As illustrated in FIG. 12, an electrically powered vehicle 1G in accordance with the present embodiment is substantially the same as the electrically powered vehicle 1E except that a vehicle body 10E with a partition space part 102 in which the generator unit 11 is mounted, and an opening/closing mechanism 103 is further provided and that a vehicle-side ECU 50F is substituted for the vehicle-side ECU 50A. A similar change may be applied to, for example, the electrically powered vehicles 1A and 1B.

The partition space part 102 is provided in the vehicle body 10E, and defines a space that communicates with or is isolated from the vehicle interior 101 by the opening/closing mechanism 103.

The opening/closing mechanism 103 is equipped with an open/close door 103a, a lock mechanism 103b, and a not-illustrated state detecting sensor, and is configured so that the vehicle interior 101 and the partition space part 102 communicate with or be isolated from each other. The open/close door 103a corresponds to open/close means for isolating the partition space part 102 from the vehicle interior 101 and making a communication therebetween. The lock mechanism 103b corresponds to lock means configured to lock the open/close door 103a that is in the closed state. The state detecting sensor corresponds to state detecting means capable of detecting the open/close state of the open/close door 103a by detecting the closed sate of the open/close door 103a.

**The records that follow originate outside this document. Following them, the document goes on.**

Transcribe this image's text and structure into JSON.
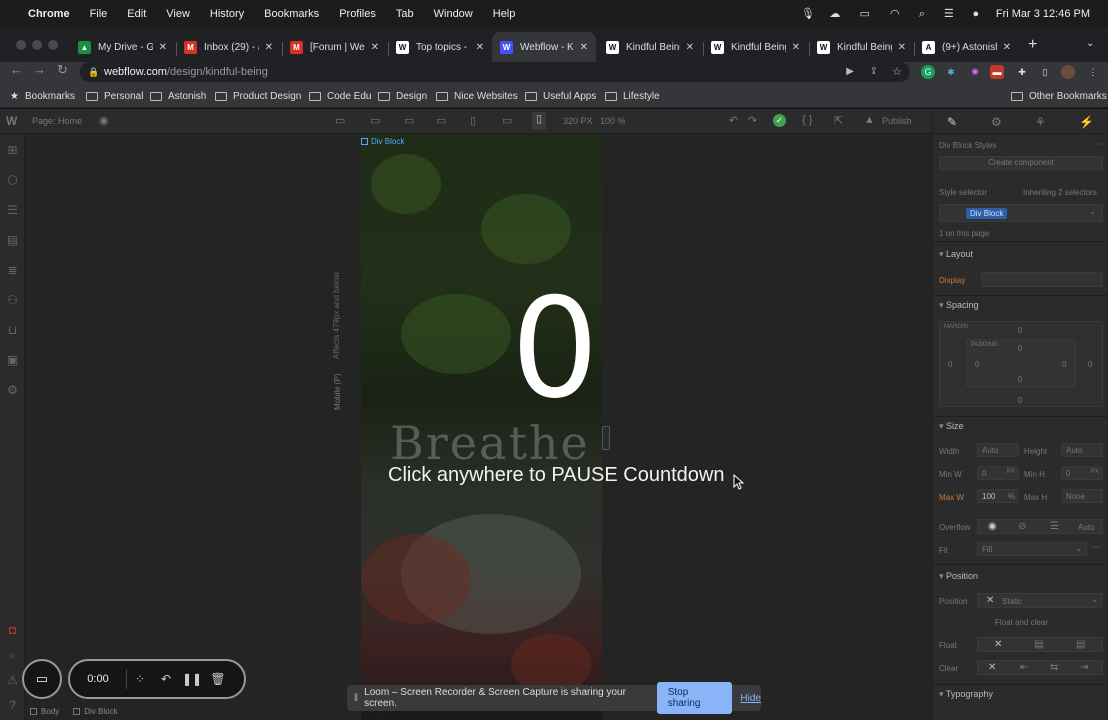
{
  "menubar": {
    "app": "Chrome",
    "items": [
      "File",
      "Edit",
      "View",
      "History",
      "Bookmarks",
      "Profiles",
      "Tab",
      "Window",
      "Help"
    ],
    "clock": "Fri Mar 3  12:46 PM"
  },
  "tabs": [
    {
      "title": "My Drive - Go",
      "favicon": "drive-icon",
      "color": "#f4b400"
    },
    {
      "title": "Inbox (29) - a",
      "favicon": "gmail-icon",
      "color": "#d93025"
    },
    {
      "title": "[Forum | Webf",
      "favicon": "gmail-icon",
      "color": "#d93025"
    },
    {
      "title": "Top topics - F",
      "favicon": "webflow-icon",
      "color": "#ffffff"
    },
    {
      "title": "Webflow - Kin",
      "favicon": "webflow-icon",
      "color": "#4353ff",
      "active": true
    },
    {
      "title": "Kindful Being",
      "favicon": "webflow-icon",
      "color": "#ffffff"
    },
    {
      "title": "Kindful Being",
      "favicon": "webflow-icon",
      "color": "#ffffff"
    },
    {
      "title": "Kindful Being",
      "favicon": "webflow-icon",
      "color": "#ffffff"
    },
    {
      "title": "(9+) Astonish",
      "favicon": "astonish-icon",
      "color": "#ffffff"
    }
  ],
  "address": {
    "host": "webflow.com",
    "path": "/design/kindful-being"
  },
  "bookmarks": {
    "label": "Bookmarks",
    "folders": [
      "Personal",
      "Astonish",
      "Product Design",
      "Code Edu",
      "Design",
      "Nice Websites",
      "Useful Apps",
      "Lifestyle"
    ],
    "other": "Other Bookmarks"
  },
  "designer": {
    "page_label": "Page: Home",
    "canvas_size": "320 PX",
    "zoom": "100 %",
    "publish": "Publish",
    "selected_tag": "Div Block",
    "breakpoint_note": "Affects 479px and below",
    "breakpoint_name": "Mobile (P)",
    "countdown": "0",
    "breathe": "Breathe",
    "instruction": "Click anywhere to PAUSE Countdown",
    "breadcrumbs": [
      "Body",
      "Div Block"
    ]
  },
  "style_panel": {
    "title": "Div Block Styles",
    "create_component": "Create component",
    "selector_label": "Style selector",
    "inheriting": "Inheriting 2 selectors",
    "chip": "Div Block",
    "on_page": "1 on this page",
    "sections": {
      "layout": "Layout",
      "spacing": "Spacing",
      "size": "Size",
      "position": "Position",
      "typography": "Typography"
    },
    "display_label": "Display",
    "margin_label": "MARGIN",
    "padding_label": "PADDING",
    "zero": "0",
    "width_label": "Width",
    "width_val": "Auto",
    "height_label": "Height",
    "height_val": "Auto",
    "minw_label": "Min W",
    "minw_val": "0",
    "minh_label": "Min H",
    "minh_val": "0",
    "maxw_label": "Max W",
    "maxw_val": "100",
    "maxw_unit": "%",
    "maxh_label": "Max H",
    "maxh_val": "None",
    "px_unit": "PX",
    "overflow_label": "Overflow",
    "overflow_auto": "Auto",
    "fit_label": "Fit",
    "fit_val": "Fill",
    "position_label": "Position",
    "position_val": "Static",
    "float_clear": "Float and clear",
    "float_label": "Float",
    "clear_label": "Clear"
  },
  "loom": {
    "time": "0:00"
  },
  "share_banner": {
    "text": "Loom – Screen Recorder & Screen Capture is sharing your screen.",
    "stop": "Stop sharing",
    "hide": "Hide"
  }
}
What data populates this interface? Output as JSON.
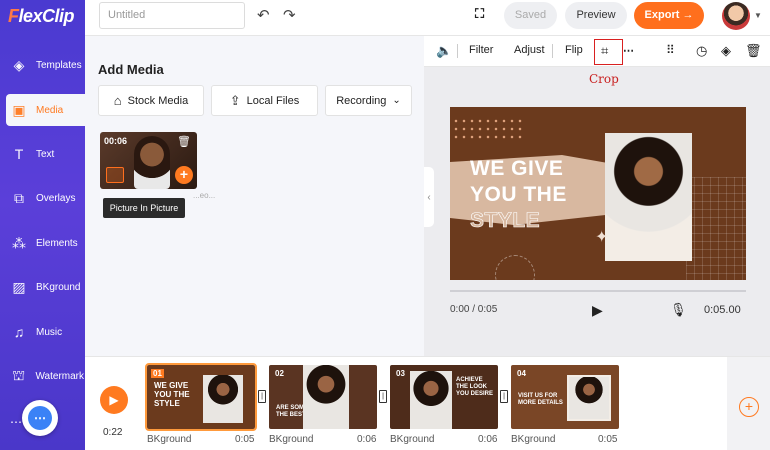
{
  "app": {
    "logo": "FlexClip",
    "accent": "#ff6f1d",
    "sidebar_color": "#4a3ad0"
  },
  "sidebar": {
    "items": [
      {
        "label": "Templates",
        "icon": "layers-icon"
      },
      {
        "label": "Media",
        "icon": "folder-icon",
        "active": true
      },
      {
        "label": "Text",
        "icon": "text-icon"
      },
      {
        "label": "Overlays",
        "icon": "overlays-icon"
      },
      {
        "label": "Elements",
        "icon": "elements-icon"
      },
      {
        "label": "BKground",
        "icon": "background-icon"
      },
      {
        "label": "Music",
        "icon": "music-icon"
      },
      {
        "label": "Watermark",
        "icon": "watermark-icon"
      }
    ]
  },
  "topbar": {
    "title_placeholder": "Untitled",
    "saved_label": "Saved",
    "preview_label": "Preview",
    "export_label": "Export →"
  },
  "media": {
    "title": "Add Media",
    "tabs": [
      "Stock Media",
      "Local Files",
      "Recording"
    ],
    "clip": {
      "duration": "00:06",
      "name": "...eo..."
    },
    "tooltip": "Picture In Picture"
  },
  "toolbar": {
    "filter": "Filter",
    "adjust": "Adjust",
    "flip": "Flip",
    "crop_annotation": "Crop"
  },
  "canvas": {
    "lines": [
      "WE GIVE",
      "YOU THE",
      "STYLE"
    ]
  },
  "player": {
    "current": "0:00 / 0:05",
    "total": "0:05.00",
    "progress": 0
  },
  "timeline": {
    "current_time": "0:22",
    "scenes": [
      {
        "num": "01",
        "text": "WE GIVE YOU THE STYLE",
        "label": "BKground",
        "duration": "0:05"
      },
      {
        "num": "02",
        "text": "ARE SOME OF THE BEST",
        "label": "BKground",
        "duration": "0:06"
      },
      {
        "num": "03",
        "text": "ACHIEVE THE LOOK YOU DESIRE",
        "label": "BKground",
        "duration": "0:06"
      },
      {
        "num": "04",
        "text": "VISIT US FOR MORE DETAILS",
        "label": "BKground",
        "duration": "0:05"
      }
    ]
  }
}
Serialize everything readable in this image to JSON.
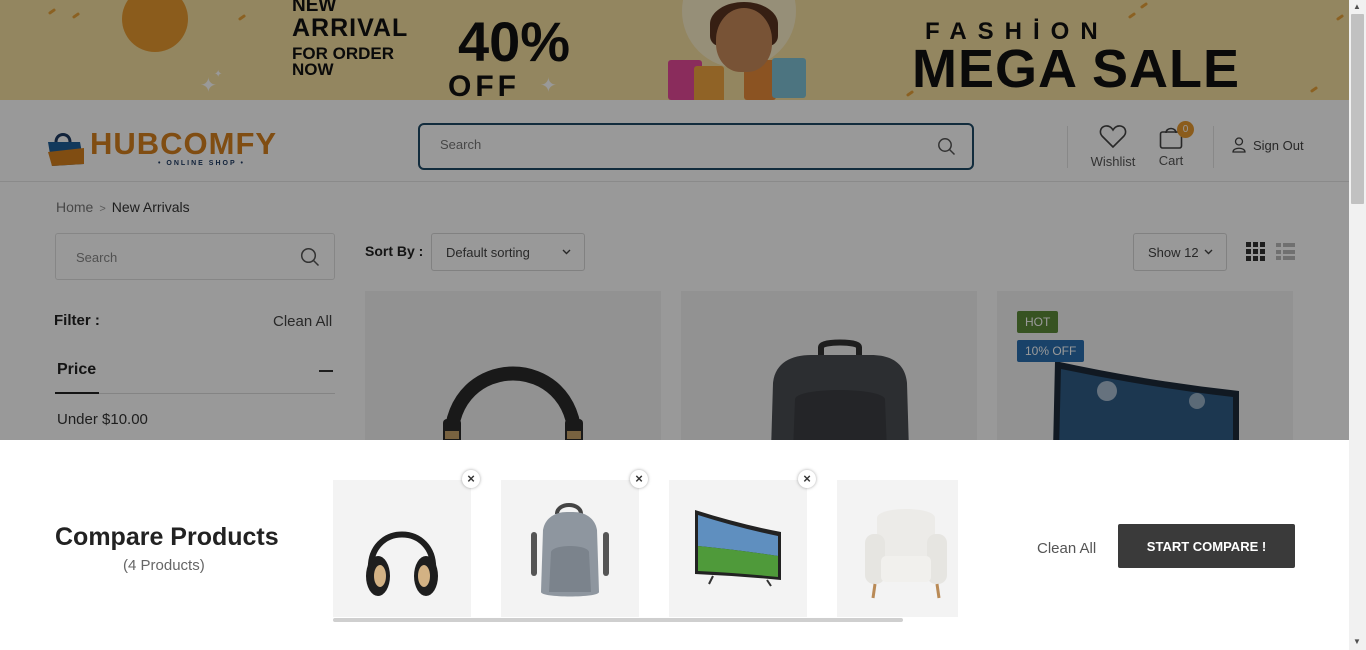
{
  "banner": {
    "new": "NEW",
    "arrival": "ARRIVAL",
    "for_order": "FOR ORDER",
    "now": "NOW",
    "percent": "40%",
    "off": "OFF",
    "fashion": "FASHİON",
    "mega_sale": "MEGA SALE"
  },
  "header": {
    "logo_text": "HUBCOMFY",
    "logo_sub": "• ONLINE SHOP •",
    "search_placeholder": "Search",
    "wishlist_label": "Wishlist",
    "cart_label": "Cart",
    "cart_count": "0",
    "signout_label": "Sign Out"
  },
  "breadcrumb": {
    "home": "Home",
    "current": "New Arrivals"
  },
  "sidebar": {
    "search_placeholder": "Search",
    "filter_label": "Filter :",
    "clean_all": "Clean All",
    "price_heading": "Price",
    "price_option": "Under $10.00"
  },
  "toolbar": {
    "sort_label": "Sort By :",
    "sort_value": "Default sorting",
    "show_value": "Show 12"
  },
  "products": [
    {
      "name": "headphones"
    },
    {
      "name": "backpack"
    },
    {
      "name": "curved-tv",
      "badges": [
        "HOT",
        "10% OFF"
      ]
    }
  ],
  "compare": {
    "title": "Compare Products",
    "count": "(4 Products)",
    "items": [
      "headphones",
      "backpack",
      "curved-tv",
      "armchair"
    ],
    "remove_symbol": "×",
    "clean_all": "Clean All",
    "start_button": "START COMPARE !"
  },
  "colors": {
    "accent": "#e89a2f",
    "search_border": "#1e4a66",
    "hot_badge": "#5d8a3a",
    "off_badge": "#2a6fb0",
    "button_dark": "#3a3a3a"
  }
}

The vehicle-side ECU 50F is substantially the same as the vehicle-side ECU 50A except that the opening/closing mechanism 103 (specifically, the lock mechanism 103b and the state detecting sensor) is electrically connected, and operation restricting control means, control content changing means, alarm control means, and lock control means described below are functionally realized.

The operation restricting control means is realized to perform an operation restricting control of at least one of the generator unit 11 and the vehicle running in a state where the vehicle interior 101 and the partition space part 102 communicate with each other (that is, the open/close door 103a is in the opened state). The operation restricting control means is realized to perform the operation restricting control of at least one of the generator unit 11 and the vehicle running in a case where the generator unit 11 is mounted and an abnormality occurs in the connection of the high-voltage-system wires. A determination as to whether an abnormality occurs in the connection of the high-voltage-system may be made by determining whether a short-circuit takes place in the high-voltage-system wires through the generator-unit-side ECU 113.

The operation restricting control means is realized to perform the operation restricting control of both the generator unit 11 and the vehicle running.

In the operation restricting control of the generator unit 11, specifically, the operation restricting control means is realized to perform the operation stop control. In this regard, specifically, the operation restricting control means is realized to perform the operation restricting control at the time of the vehicle start-up.

In the operation restricting control of the vehicle running, specifically, the operation restricting control means is realized to perform the running inhibit control. In this regard, specifically, the operation restricting control means is realized to perform the running inhibit control by inhibiting the drive of the electric motor 13 at the time of the vehicle start-up.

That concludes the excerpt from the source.